The catch here is that injured workers heal at various rates. That stroll you were taking down the street could have been taken on doctor’s orders in an effort to prevent blood clots. That walk could have been excruciatingly painful and a part of your healing process. However, to the untrained eye it may seem like you are no longer in need of your benefits or that you were never injured in the first place.
It is therefore important to maintain medical documentation of any advances you make in your healthcare journey in case workers’ compensation officials should ever call your integrity into question.
In one recent fraud case, a woman actually pled guilty to fraud after she was televised spinning the big wheel on the popular game show “The Price is Right.” In spinning the wheel, she had effectively proven that she had not sustained the shoulder injury she alleged prevented her from reaching or grasping. She was also photographed ziplining on recent cruise.

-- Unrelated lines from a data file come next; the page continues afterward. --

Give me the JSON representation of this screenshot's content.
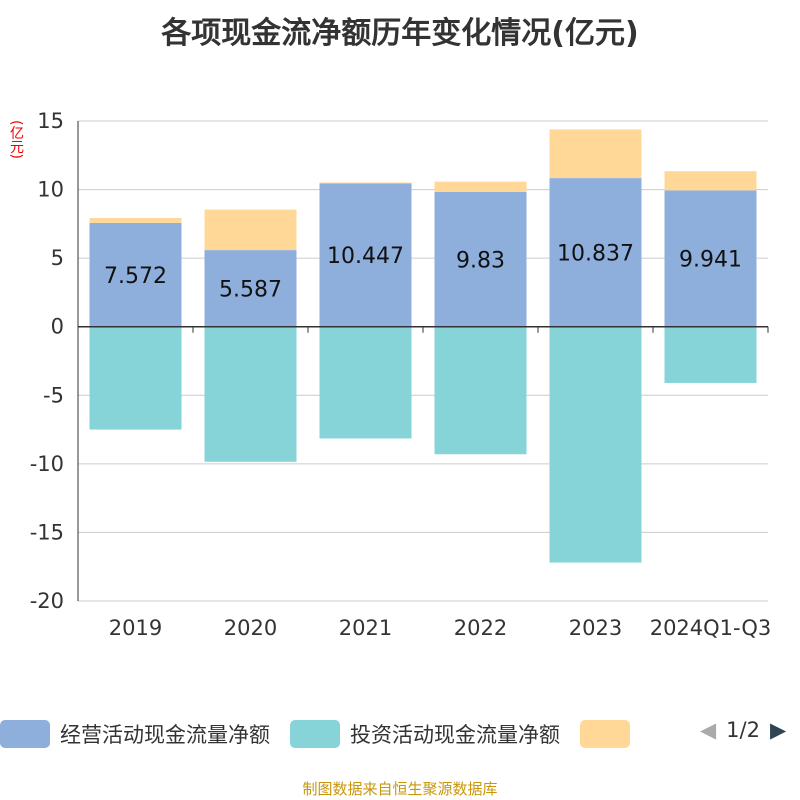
{
  "chart_data": {
    "type": "bar",
    "title": "各项现金流净额历年变化情况(亿元)",
    "ylabel": "(亿元)",
    "categories": [
      "2019",
      "2020",
      "2021",
      "2022",
      "2023",
      "2024Q1-Q3"
    ],
    "ylim": [
      -20,
      15
    ],
    "yticks": [
      "15",
      "10",
      "5",
      "0",
      "-5",
      "-10",
      "-15",
      "-20"
    ],
    "series": [
      {
        "name": "经营活动现金流量净额",
        "color": "#8eaedb",
        "values": [
          7.572,
          5.587,
          10.447,
          9.83,
          10.837,
          9.941
        ],
        "labels": [
          "7.572",
          "5.587",
          "10.447",
          "9.83",
          "10.837",
          "9.941"
        ]
      },
      {
        "name": "投资活动现金流量净额",
        "color": "#86d4d8",
        "values": [
          -7.5,
          -9.85,
          -8.15,
          -9.3,
          -17.2,
          -4.1
        ]
      },
      {
        "name": "",
        "color": "#ffd897",
        "values": [
          0.35,
          2.95,
          0.07,
          0.75,
          3.55,
          1.4
        ]
      }
    ]
  },
  "legend": {
    "page": "1/2"
  },
  "footer": "制图数据来自恒生聚源数据库"
}
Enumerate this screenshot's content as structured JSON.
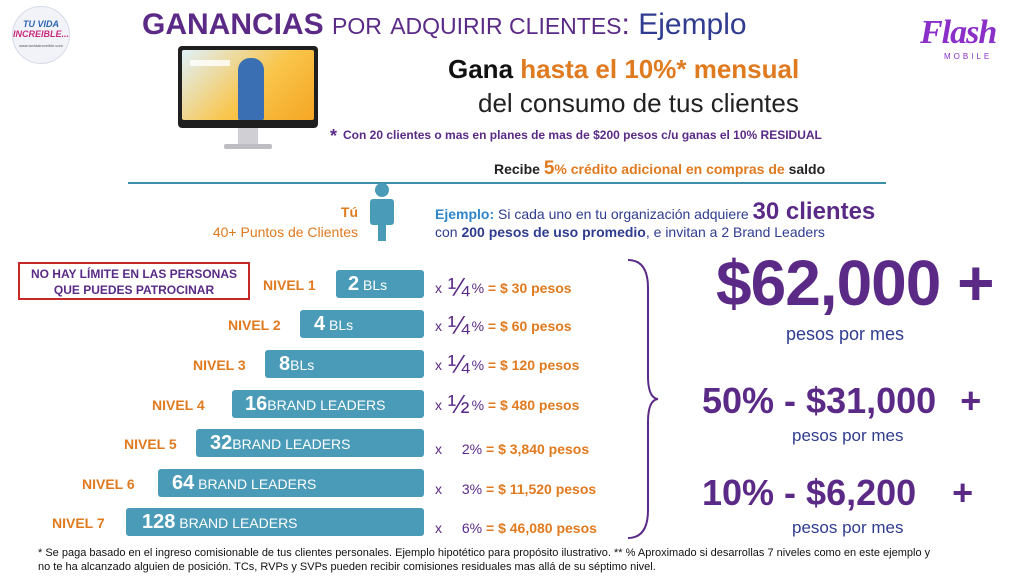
{
  "logo_left": {
    "line1": "TU VIDA",
    "line2": "INCREIBLE...",
    "line3": "www.tuvidaincreible.com"
  },
  "title": {
    "bold": "GANANCIAS",
    "por": "POR",
    "adquirir": "ADQUIRIR CLIENTES",
    "colon": ":",
    "ejemplo": " Ejemplo"
  },
  "brand": {
    "word": "Flash",
    "sub": "MOBILE"
  },
  "headline": {
    "gana": "Gana",
    "hasta": "hasta el 10%* mensual",
    "line2": "del consumo de tus clientes"
  },
  "condition": {
    "asterisk": "*",
    "text": "Con 20 clientes o mas en planes de mas de $200 pesos c/u ganas el 10% RESIDUAL"
  },
  "recibe": {
    "pre": "Recibe",
    "five": "5",
    "pct": "% crédito adicional en compras de",
    "post": "saldo"
  },
  "you": {
    "label": "Tú",
    "points": "40+ Puntos de Clientes"
  },
  "example": {
    "label": "Ejemplo:",
    "text1": " Si cada uno en tu organización  adquiere ",
    "big": "30 clientes",
    "text2a": "con ",
    "bold2": "200 pesos de uso promedio",
    "text2b": ", e invitan a 2 Brand Leaders"
  },
  "no_limit": {
    "line1": "NO HAY LÍMITE EN LAS PERSONAS",
    "line2": "QUE PUEDES PATROCINAR"
  },
  "levels": [
    {
      "name": "NIVEL 1",
      "count": "2",
      "unit": " BLs",
      "x": "x",
      "fraction": "¼",
      "percent": "%",
      "amount": "= $ 30 pesos"
    },
    {
      "name": "NIVEL 2",
      "count": "4",
      "unit": " BLs",
      "x": "x",
      "fraction": "¼",
      "percent": "%",
      "amount": "= $ 60 pesos"
    },
    {
      "name": "NIVEL 3",
      "count": "8",
      "unit": "BLs",
      "x": "x",
      "fraction": "¼",
      "percent": "%",
      "amount": "= $ 120 pesos"
    },
    {
      "name": "NIVEL 4",
      "count": "16",
      "unit": "BRAND LEADERS",
      "x": "x",
      "fraction": "½",
      "percent": "%",
      "amount": "= $ 480 pesos"
    },
    {
      "name": "NIVEL 5",
      "count": "32",
      "unit": "BRAND LEADERS",
      "x": "x",
      "fraction": "",
      "percent": "2%",
      "amount": "= $ 3,840 pesos"
    },
    {
      "name": "NIVEL 6",
      "count": "64",
      "unit": " BRAND LEADERS",
      "x": "x",
      "fraction": "",
      "percent": "3%",
      "amount": "= $ 11,520 pesos"
    },
    {
      "name": "NIVEL 7",
      "count": "128",
      "unit": " BRAND LEADERS",
      "x": "x",
      "fraction": "",
      "percent": "6%",
      "amount": "= $ 46,080 pesos"
    }
  ],
  "totals": {
    "main": "$62,000 +",
    "main_sub": "pesos por mes",
    "half": "50% - $31,000",
    "half_plus": "+",
    "half_sub": "pesos por mes",
    "tenth": "10% - $6,200",
    "tenth_plus": "+",
    "tenth_sub": "pesos por mes"
  },
  "footnote": {
    "line1": "* Se paga basado en el ingreso comisionable de tus clientes personales. Ejemplo hipotético para propósito ilustrativo. **  % Aproximado si desarrollas 7 niveles como en este ejemplo y",
    "line2": "no te ha alcanzado alguien de posición.        TCs, RVPs y SVPs pueden recibir comisiones residuales mas allá de su séptimo nivel."
  },
  "colors": {
    "purple": "#5a2a86",
    "orange": "#e07a1f",
    "teal": "#4a9bb8",
    "navy": "#2f3c8f",
    "red_border": "#c62828"
  }
}
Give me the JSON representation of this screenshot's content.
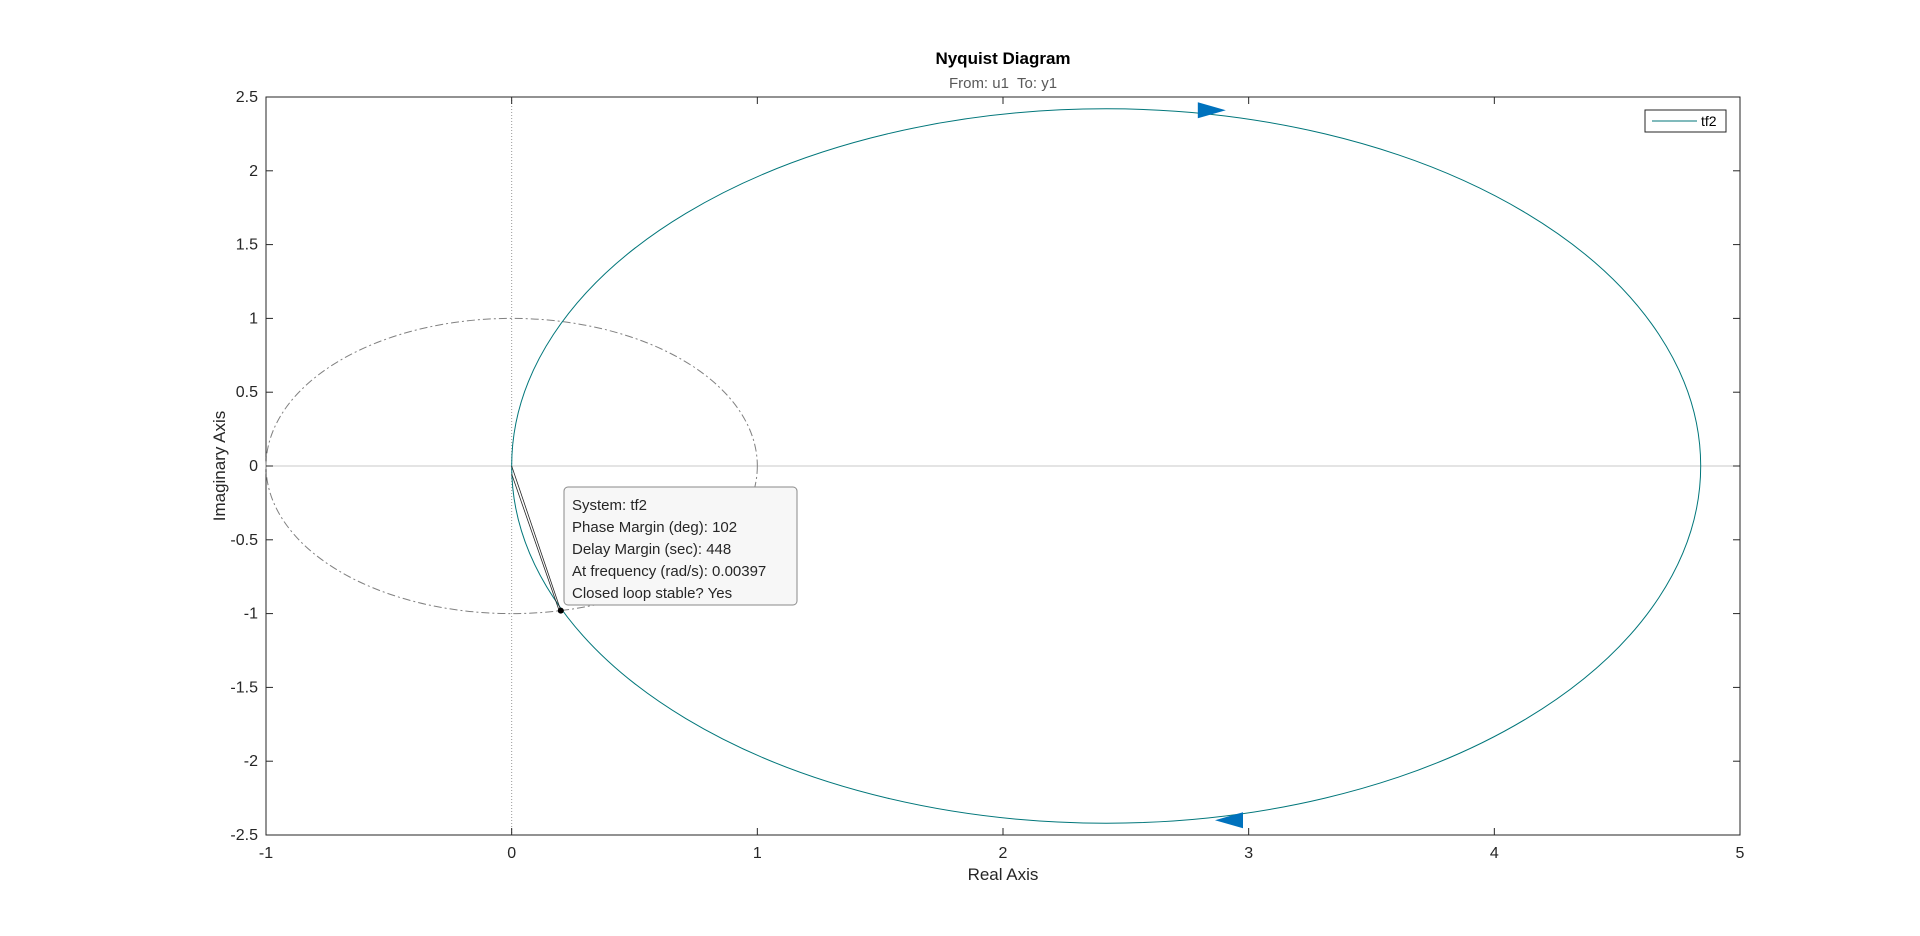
{
  "chart_data": {
    "type": "line",
    "title": "Nyquist Diagram",
    "subtitle": "From: u1  To: y1",
    "xlabel": "Real Axis",
    "ylabel": "Imaginary Axis",
    "xlim": [
      -1,
      5
    ],
    "ylim": [
      -2.5,
      2.5
    ],
    "xticks": [
      -1,
      0,
      1,
      2,
      3,
      4,
      5
    ],
    "xtick_labels": [
      "-1",
      "0",
      "1",
      "2",
      "3",
      "4",
      "5"
    ],
    "yticks": [
      2.5,
      2,
      1.5,
      1,
      0.5,
      0,
      -0.5,
      -1,
      -1.5,
      -2,
      -2.5
    ],
    "ytick_labels": [
      "2.5",
      "2",
      "1.5",
      "1",
      "0.5",
      "0",
      "-0.5",
      "-1",
      "-1.5",
      "-2",
      "-2.5"
    ],
    "grid": false,
    "legend": {
      "placement": "top-right",
      "entries": [
        "tf2"
      ]
    },
    "series": [
      {
        "name": "tf2",
        "color": "#00767a",
        "shape": "circle",
        "center": [
          2.42,
          0
        ],
        "radius": 2.42,
        "arrow_points": [
          [
            2.85,
            2.41
          ],
          [
            2.92,
            -2.4
          ]
        ]
      }
    ],
    "unit_circle": {
      "center": [
        -0.0,
        0
      ],
      "radius": 1,
      "style": "dash-dot",
      "color": "#808080"
    },
    "reference_lines": {
      "real_axis_y": 0,
      "imag_axis_x": 0
    },
    "annotation": {
      "point": [
        0.2,
        -0.98
      ],
      "lines": [
        "System: tf2",
        "Phase Margin (deg): 102",
        "Delay Margin (sec): 448",
        "At frequency (rad/s): 0.00397",
        "Closed loop stable? Yes"
      ]
    },
    "colors": {
      "arrow": "#0072bd",
      "axis": "#262626",
      "tip_bg": "#f7f7f7"
    }
  }
}
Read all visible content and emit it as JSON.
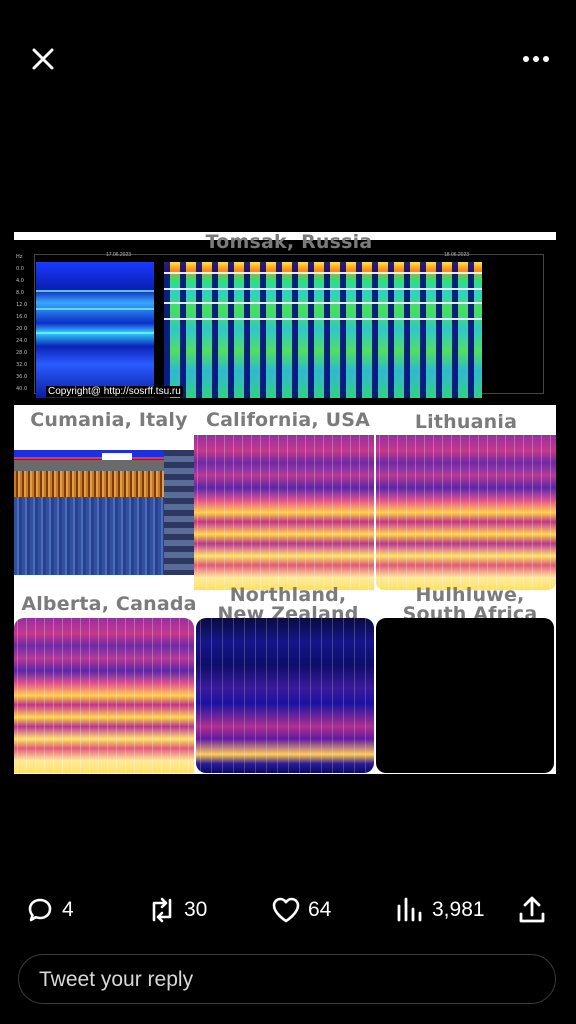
{
  "topbar": {
    "close_icon": "close-icon",
    "more_icon": "more-horizontal-icon"
  },
  "media": {
    "labels": {
      "tomsk": "Tomsak, Russia",
      "cumania": "Cumania, Italy",
      "california": "California, USA",
      "lithuania": "Lithuania",
      "alberta": "Alberta, Canada",
      "northland": "Northland, New Zealand",
      "hluhluwe": "Hulhluwe, South Africa"
    },
    "tomsk_chart": {
      "copyright": "Copyright@ http://sosrff.tsu.ru",
      "date_left": "17.06.2023",
      "date_right": "18.06.2023",
      "yticks": [
        "Hz",
        "0.0",
        "4.0",
        "8.0",
        "12.0",
        "16.0",
        "20.0",
        "24.0",
        "28.0",
        "32.0",
        "36.0",
        "40.0"
      ]
    }
  },
  "actions": {
    "replies": {
      "count": "4",
      "icon": "reply-icon"
    },
    "retweets": {
      "count": "30",
      "icon": "retweet-icon"
    },
    "likes": {
      "count": "64",
      "icon": "heart-icon"
    },
    "views": {
      "count": "3,981",
      "icon": "views-icon"
    },
    "share": {
      "icon": "share-icon"
    }
  },
  "reply": {
    "placeholder": "Tweet your reply"
  },
  "colors": {
    "background": "#000000",
    "text": "#ffffff",
    "label_gray": "#7b7b7b"
  }
}
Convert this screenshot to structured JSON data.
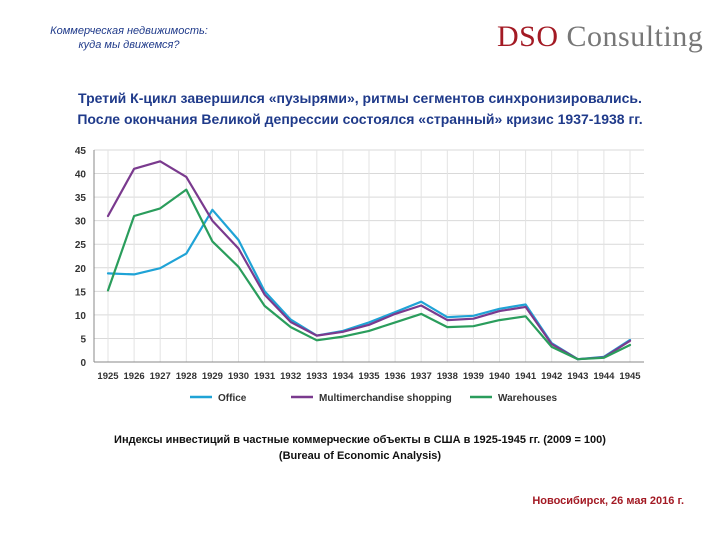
{
  "header": {
    "left_line1": "Коммерческая недвижимость:",
    "left_line2": "куда мы движемся?",
    "logo_part1": "DSO",
    "logo_part2": " Consulting"
  },
  "headline": {
    "line1": "Третий К-цикл завершился «пузырями», ритмы сегментов синхронизировались.",
    "line2": "После окончания Великой депрессии состоялся «странный» кризис 1937-1938 гг."
  },
  "caption": {
    "line1": "Индексы инвестиций в частные коммерческие объекты в США в 1925-1945 гг. (2009 = 100)",
    "line2": "(Bureau of Economic Analysis)"
  },
  "footer": {
    "text": "Новосибирск, 26 мая 2016 г."
  },
  "chart_data": {
    "type": "line",
    "title": "",
    "xlabel": "",
    "ylabel": "",
    "x": [
      "1925",
      "1926",
      "1927",
      "1928",
      "1929",
      "1930",
      "1931",
      "1932",
      "1933",
      "1934",
      "1935",
      "1936",
      "1937",
      "1938",
      "1939",
      "1940",
      "1941",
      "1942",
      "1943",
      "1944",
      "1945"
    ],
    "ylim": [
      0,
      45
    ],
    "yticks": [
      0,
      5,
      10,
      15,
      20,
      25,
      30,
      35,
      40,
      45
    ],
    "grid": true,
    "legend": "bottom",
    "series": [
      {
        "name": "Office",
        "color": "#1fa3d6",
        "values": [
          18.8,
          18.6,
          19.9,
          23.0,
          32.3,
          25.9,
          15.0,
          9.0,
          5.6,
          6.6,
          8.4,
          10.6,
          12.8,
          9.5,
          9.8,
          11.3,
          12.2,
          4.0,
          0.6,
          1.1,
          4.7
        ]
      },
      {
        "name": "Multimerchandise shopping",
        "color": "#7a3a8e",
        "values": [
          31.0,
          41.0,
          42.6,
          39.3,
          30.0,
          24.1,
          14.3,
          8.5,
          5.6,
          6.4,
          7.9,
          10.2,
          12.0,
          8.9,
          9.2,
          10.8,
          11.7,
          3.8,
          0.6,
          1.0,
          4.5
        ]
      },
      {
        "name": "Warehouses",
        "color": "#2a9d5c",
        "values": [
          15.2,
          31.0,
          32.6,
          36.6,
          25.6,
          20.2,
          11.9,
          7.4,
          4.6,
          5.4,
          6.6,
          8.4,
          10.2,
          7.4,
          7.6,
          8.9,
          9.7,
          3.2,
          0.6,
          0.9,
          3.6
        ]
      }
    ]
  }
}
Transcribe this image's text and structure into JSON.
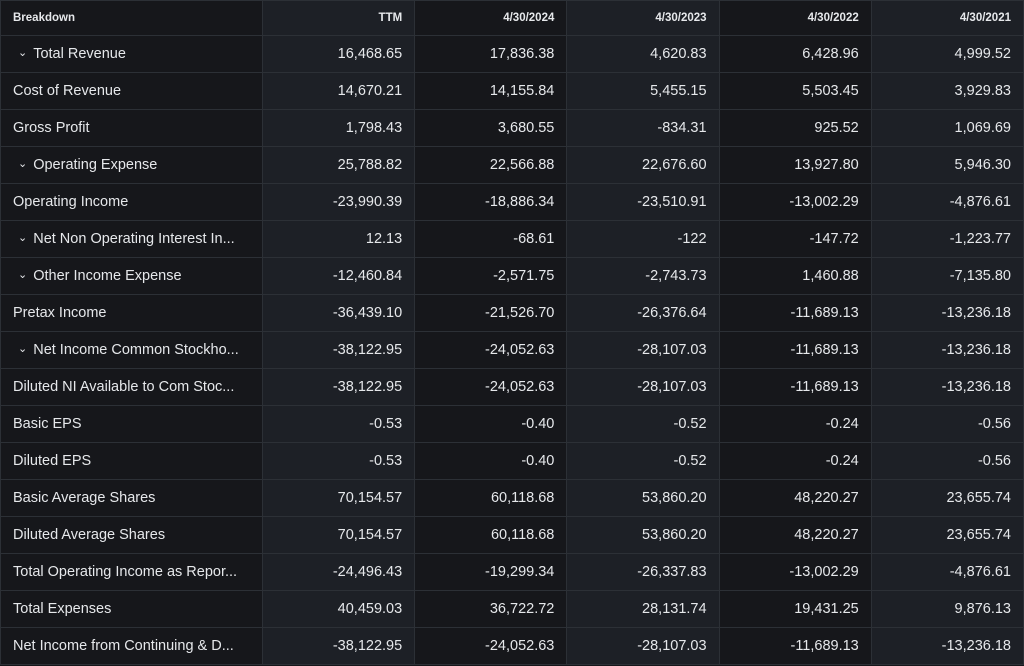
{
  "header": [
    "Breakdown",
    "TTM",
    "4/30/2024",
    "4/30/2023",
    "4/30/2022",
    "4/30/2021"
  ],
  "rows": [
    {
      "label": "Total Revenue",
      "expandable": true,
      "values": [
        "16,468.65",
        "17,836.38",
        "4,620.83",
        "6,428.96",
        "4,999.52"
      ]
    },
    {
      "label": "Cost of Revenue",
      "expandable": false,
      "values": [
        "14,670.21",
        "14,155.84",
        "5,455.15",
        "5,503.45",
        "3,929.83"
      ]
    },
    {
      "label": "Gross Profit",
      "expandable": false,
      "values": [
        "1,798.43",
        "3,680.55",
        "-834.31",
        "925.52",
        "1,069.69"
      ]
    },
    {
      "label": "Operating Expense",
      "expandable": true,
      "values": [
        "25,788.82",
        "22,566.88",
        "22,676.60",
        "13,927.80",
        "5,946.30"
      ]
    },
    {
      "label": "Operating Income",
      "expandable": false,
      "values": [
        "-23,990.39",
        "-18,886.34",
        "-23,510.91",
        "-13,002.29",
        "-4,876.61"
      ]
    },
    {
      "label": "Net Non Operating Interest In...",
      "expandable": true,
      "values": [
        "12.13",
        "-68.61",
        "-122",
        "-147.72",
        "-1,223.77"
      ]
    },
    {
      "label": "Other Income Expense",
      "expandable": true,
      "values": [
        "-12,460.84",
        "-2,571.75",
        "-2,743.73",
        "1,460.88",
        "-7,135.80"
      ]
    },
    {
      "label": "Pretax Income",
      "expandable": false,
      "values": [
        "-36,439.10",
        "-21,526.70",
        "-26,376.64",
        "-11,689.13",
        "-13,236.18"
      ]
    },
    {
      "label": "Net Income Common Stockho...",
      "expandable": true,
      "values": [
        "-38,122.95",
        "-24,052.63",
        "-28,107.03",
        "-11,689.13",
        "-13,236.18"
      ]
    },
    {
      "label": "Diluted NI Available to Com Stoc...",
      "expandable": false,
      "values": [
        "-38,122.95",
        "-24,052.63",
        "-28,107.03",
        "-11,689.13",
        "-13,236.18"
      ]
    },
    {
      "label": "Basic EPS",
      "expandable": false,
      "values": [
        "-0.53",
        "-0.40",
        "-0.52",
        "-0.24",
        "-0.56"
      ]
    },
    {
      "label": "Diluted EPS",
      "expandable": false,
      "values": [
        "-0.53",
        "-0.40",
        "-0.52",
        "-0.24",
        "-0.56"
      ]
    },
    {
      "label": "Basic Average Shares",
      "expandable": false,
      "values": [
        "70,154.57",
        "60,118.68",
        "53,860.20",
        "48,220.27",
        "23,655.74"
      ]
    },
    {
      "label": "Diluted Average Shares",
      "expandable": false,
      "values": [
        "70,154.57",
        "60,118.68",
        "53,860.20",
        "48,220.27",
        "23,655.74"
      ]
    },
    {
      "label": "Total Operating Income as Repor...",
      "expandable": false,
      "values": [
        "-24,496.43",
        "-19,299.34",
        "-26,337.83",
        "-13,002.29",
        "-4,876.61"
      ]
    },
    {
      "label": "Total Expenses",
      "expandable": false,
      "values": [
        "40,459.03",
        "36,722.72",
        "28,131.74",
        "19,431.25",
        "9,876.13"
      ]
    },
    {
      "label": "Net Income from Continuing & D...",
      "expandable": false,
      "values": [
        "-38,122.95",
        "-24,052.63",
        "-28,107.03",
        "-11,689.13",
        "-13,236.18"
      ]
    }
  ]
}
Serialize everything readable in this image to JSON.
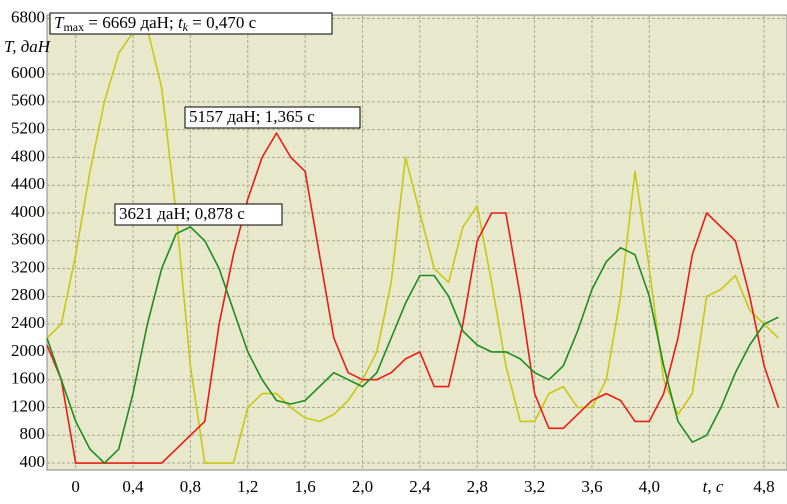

In this case, the woman in question had lied on her workers’ compensation application. However, even honest people can be accused of fraud if they are “caught” performing everyday activities that others believe that they should not be capable of performing. If your condition is improving, make sure to document your progress accurately with the help of your physician and your workers’ compensation attorney so that you remain free of judgment and your qualifying benefits remain rightfully intact as long as you are entitled to them.